Wojna oszczędziła Merano

Koniec I wojny światowej wywołał w Merano niemałą rewolucję. W 1918 roku Południowy Tyrol został włączony do Włoch, przez które był okupowany. I choć włoscy faszyści prowadzili silne działania na rzecz italianizacji społeczeństw z podbitych regionów, Merano zostało pod tym względem oszczędzone. Jego mieszkańcy mogli sami wybrać, czy się asymilują, czy też emigrują.
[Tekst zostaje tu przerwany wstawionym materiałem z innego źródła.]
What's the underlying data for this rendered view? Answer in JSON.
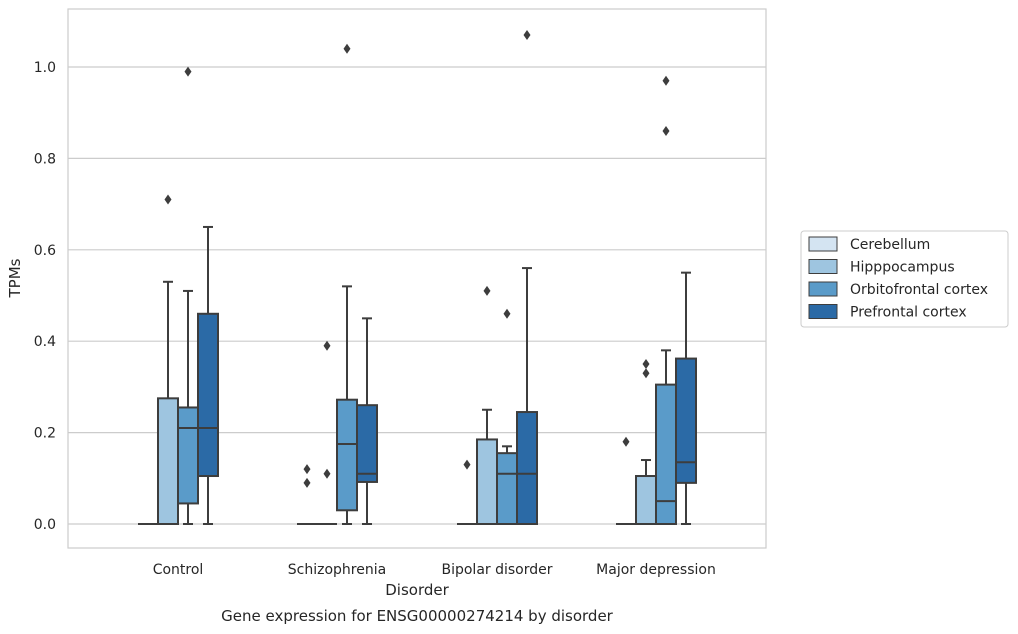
{
  "chart_data": {
    "type": "box",
    "title": "",
    "caption": "Gene expression for ENSG00000274214 by disorder",
    "xlabel": "Disorder",
    "ylabel": "TPMs",
    "ylim": [
      -0.05,
      1.13
    ],
    "yticks": [
      0.0,
      0.2,
      0.4,
      0.6,
      0.8,
      1.0
    ],
    "ytick_labels": [
      "0.0",
      "0.2",
      "0.4",
      "0.6",
      "0.8",
      "1.0"
    ],
    "grid": "horizontal",
    "legend_position": "right",
    "categories": [
      "Control",
      "Schizophrenia",
      "Bipolar disorder",
      "Major depression"
    ],
    "series": [
      {
        "name": "Cerebellum",
        "color": "#d4e4f2",
        "boxes": [
          {
            "q1": 0.0,
            "median": 0.0,
            "q3": 0.0,
            "whisker_low": 0.0,
            "whisker_high": 0.0,
            "outliers": []
          },
          {
            "q1": 0.0,
            "median": 0.0,
            "q3": 0.0,
            "whisker_low": 0.0,
            "whisker_high": 0.0,
            "outliers": [
              0.12,
              0.09
            ]
          },
          {
            "q1": 0.0,
            "median": 0.0,
            "q3": 0.0,
            "whisker_low": 0.0,
            "whisker_high": 0.0,
            "outliers": [
              0.13
            ]
          },
          {
            "q1": 0.0,
            "median": 0.0,
            "q3": 0.0,
            "whisker_low": 0.0,
            "whisker_high": 0.0,
            "outliers": [
              0.18
            ]
          }
        ]
      },
      {
        "name": "Hipppocampus",
        "color": "#9ec5e0",
        "boxes": [
          {
            "q1": 0.0,
            "median": 0.0,
            "q3": 0.275,
            "whisker_low": 0.0,
            "whisker_high": 0.53,
            "outliers": [
              0.71
            ]
          },
          {
            "q1": 0.0,
            "median": 0.0,
            "q3": 0.0,
            "whisker_low": 0.0,
            "whisker_high": 0.0,
            "outliers": [
              0.11,
              0.39
            ]
          },
          {
            "q1": 0.0,
            "median": 0.0,
            "q3": 0.185,
            "whisker_low": 0.0,
            "whisker_high": 0.25,
            "outliers": [
              0.51
            ]
          },
          {
            "q1": 0.0,
            "median": 0.0,
            "q3": 0.105,
            "whisker_low": 0.0,
            "whisker_high": 0.14,
            "outliers": [
              0.33,
              0.35
            ]
          }
        ]
      },
      {
        "name": "Orbitofrontal cortex",
        "color": "#5a9bc9",
        "boxes": [
          {
            "q1": 0.045,
            "median": 0.21,
            "q3": 0.255,
            "whisker_low": 0.0,
            "whisker_high": 0.51,
            "outliers": [
              0.99
            ]
          },
          {
            "q1": 0.03,
            "median": 0.175,
            "q3": 0.272,
            "whisker_low": 0.0,
            "whisker_high": 0.52,
            "outliers": [
              1.04
            ]
          },
          {
            "q1": 0.0,
            "median": 0.11,
            "q3": 0.155,
            "whisker_low": 0.0,
            "whisker_high": 0.17,
            "outliers": [
              0.46
            ]
          },
          {
            "q1": 0.0,
            "median": 0.05,
            "q3": 0.305,
            "whisker_low": 0.0,
            "whisker_high": 0.38,
            "outliers": [
              0.86,
              0.97
            ]
          }
        ]
      },
      {
        "name": "Prefrontal cortex",
        "color": "#2b6aa6",
        "boxes": [
          {
            "q1": 0.105,
            "median": 0.21,
            "q3": 0.46,
            "whisker_low": 0.0,
            "whisker_high": 0.65,
            "outliers": []
          },
          {
            "q1": 0.092,
            "median": 0.11,
            "q3": 0.26,
            "whisker_low": 0.0,
            "whisker_high": 0.45,
            "outliers": []
          },
          {
            "q1": 0.0,
            "median": 0.11,
            "q3": 0.245,
            "whisker_low": 0.0,
            "whisker_high": 0.56,
            "outliers": [
              1.07
            ]
          },
          {
            "q1": 0.09,
            "median": 0.135,
            "q3": 0.362,
            "whisker_low": 0.0,
            "whisker_high": 0.55,
            "outliers": []
          }
        ]
      }
    ]
  }
}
Uzdrowiska w MeranoUlice Merano

Atrakcje Merano

Przyznam szczerze, że Merano to dla mnie miejscowość, którą warto zwiedzać bez planu. Dlaczego? Największą przyjemność bowiem sprawi włóczenie się jej uliczkami, promenadami, podziwianie roślinności, rwącej rzeki, architektury miasta i życie pośród jej mieszkańców, a także kuracjuszy. Na każdym kroku spotkać tu można przyjezdnych z Niemiec, Austrii, ale też z… Polski. My natknęliśmy się na dwie Polki – córkę i jej mamę – które spędzały tu kilkudniowy urlop. – Rzadko się tu słyszy język angielski (…) – zaczepiła nas młodsza z pań. – Z jednej strony dobrze, że to nieodkryty region, dzięki temu nie jest zatłoczony (śmiech) – dodała po chwili rozmowy.

Merano jest wyjątkowe pod wieloma względami. Większość mieszkańców mówi tu po niemiecku, drugim najczęściej występującym językiem jest włoski. Nazwy ulic pisane są w obu językach. Jedno jednak jest pewne – łączą się tutaj kultura włoska, ale też niemiecko-austriacka precyzja i dbałość o szczegóły.

Najpiękniejszą promenadą Merano jest zdecydowanie Tappeiner. W mieście jest aż 6 takich deptaków, ale to ten jest szczególnie lubiany przez turystów i gości sanatorium. Ze ścieżki rozpościera się widok na miasto, góry oraz rzekę.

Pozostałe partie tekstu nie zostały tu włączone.